Muscarinic receptor stimulation induces translocation of an alpha-synuclein oligomer from plasma membrane to a light vesicle fraction in cytoplasm.

The close correspondence between the distribution of brain alpha-synuclein and that of muscarinic M1 and M3 receptors suggests a role for this protein in cholinergic transmission. We thus examined the effect of muscarinic stimulation on alpha-synuclein in SH-SY5Y, a human dopaminergic cell line that expresses this protein. Under basal conditions, alpha-synuclein was detected in all subcellular compartments isolated as follows: plasma membrane, cytoplasm, nucleus, and two vesicle fractions.
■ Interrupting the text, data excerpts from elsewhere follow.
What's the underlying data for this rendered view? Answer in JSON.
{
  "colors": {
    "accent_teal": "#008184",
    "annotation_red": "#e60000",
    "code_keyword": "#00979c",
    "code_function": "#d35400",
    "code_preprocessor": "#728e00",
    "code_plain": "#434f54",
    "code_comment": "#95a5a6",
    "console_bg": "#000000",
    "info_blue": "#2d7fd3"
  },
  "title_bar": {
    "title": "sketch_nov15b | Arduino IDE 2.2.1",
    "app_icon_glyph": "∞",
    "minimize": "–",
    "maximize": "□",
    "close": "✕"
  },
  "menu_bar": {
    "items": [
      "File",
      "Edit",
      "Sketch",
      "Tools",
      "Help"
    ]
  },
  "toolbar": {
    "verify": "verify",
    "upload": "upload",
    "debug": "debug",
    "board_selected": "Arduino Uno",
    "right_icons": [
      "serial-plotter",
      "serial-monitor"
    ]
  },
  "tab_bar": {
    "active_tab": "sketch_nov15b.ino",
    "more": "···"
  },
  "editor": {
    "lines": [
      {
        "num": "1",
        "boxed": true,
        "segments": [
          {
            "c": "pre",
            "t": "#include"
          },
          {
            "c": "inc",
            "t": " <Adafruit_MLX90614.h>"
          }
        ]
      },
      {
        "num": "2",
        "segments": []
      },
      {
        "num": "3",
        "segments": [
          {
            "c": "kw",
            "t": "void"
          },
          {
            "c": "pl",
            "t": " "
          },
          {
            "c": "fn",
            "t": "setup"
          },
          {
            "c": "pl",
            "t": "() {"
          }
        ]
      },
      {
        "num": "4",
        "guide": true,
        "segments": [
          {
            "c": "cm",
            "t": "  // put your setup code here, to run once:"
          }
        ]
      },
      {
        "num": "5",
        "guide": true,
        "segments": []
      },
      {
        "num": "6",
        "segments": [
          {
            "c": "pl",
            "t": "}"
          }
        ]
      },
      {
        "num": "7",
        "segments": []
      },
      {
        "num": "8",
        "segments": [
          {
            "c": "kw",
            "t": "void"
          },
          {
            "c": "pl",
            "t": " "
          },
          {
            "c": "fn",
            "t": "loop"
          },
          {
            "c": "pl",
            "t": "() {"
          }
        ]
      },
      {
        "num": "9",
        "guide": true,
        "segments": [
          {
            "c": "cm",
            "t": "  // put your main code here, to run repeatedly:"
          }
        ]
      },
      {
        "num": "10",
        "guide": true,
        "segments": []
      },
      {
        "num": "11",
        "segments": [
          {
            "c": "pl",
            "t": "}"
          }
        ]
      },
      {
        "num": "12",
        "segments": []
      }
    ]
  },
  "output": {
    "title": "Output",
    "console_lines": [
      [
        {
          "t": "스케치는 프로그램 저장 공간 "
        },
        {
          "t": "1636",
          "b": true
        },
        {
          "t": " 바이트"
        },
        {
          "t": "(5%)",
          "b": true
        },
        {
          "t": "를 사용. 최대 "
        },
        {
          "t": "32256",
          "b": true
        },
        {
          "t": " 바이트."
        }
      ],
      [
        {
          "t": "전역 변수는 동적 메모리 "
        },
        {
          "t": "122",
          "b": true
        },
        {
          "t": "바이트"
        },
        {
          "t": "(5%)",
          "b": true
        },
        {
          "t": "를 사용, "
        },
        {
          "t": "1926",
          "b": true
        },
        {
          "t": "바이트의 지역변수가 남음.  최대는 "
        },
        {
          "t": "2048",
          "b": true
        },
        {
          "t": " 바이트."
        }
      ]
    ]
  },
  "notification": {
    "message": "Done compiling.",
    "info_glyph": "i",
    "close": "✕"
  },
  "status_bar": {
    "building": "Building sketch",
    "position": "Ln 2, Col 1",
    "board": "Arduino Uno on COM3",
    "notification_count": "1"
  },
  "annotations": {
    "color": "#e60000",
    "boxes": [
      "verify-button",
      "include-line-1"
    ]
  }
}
The lipid fractions contained only a 45-kDa alpha-synuclein oligomer, whereas the cytoplasmic and nuclear fractions contained both the oligomer and the monomer. This finding suggests alpha-synuclein exists physiologically as a lipid-bound oligomer and a soluble monomer. Muscarinic stimulation by carbachol reduced the alpha-synuclein oligomer in plasma membrane over a 30-min period, with a concomitant increase of both the oligomer and the monomer in the cytoplasmic fraction. The oligomer was associated with a light vesicle fraction in cytoplasm that contains uncoated endocytotic vesicles. The carbachol-induced alteration of alpha-synuclein was blocked by atropine. Translocation of the alpha-synuclein oligomer in response to carbachol stimulation corresponds closely with the time course of ligand-stimulated muscarinic receptor endocytosis. The data suggest that the muscarine receptor stimulated release of the alpha-synuclein oligomer from plasma membrane, and its subsequent association with the endocytotic vesicle fraction may have a role in muscarine receptor endocytosis. We propose that its function may be a transient release of membrane-bound phospholipase D2 from alpha-synuclein inhibition, thus allowing this lipase to participate in muscarinic receptor endocytosis.[1]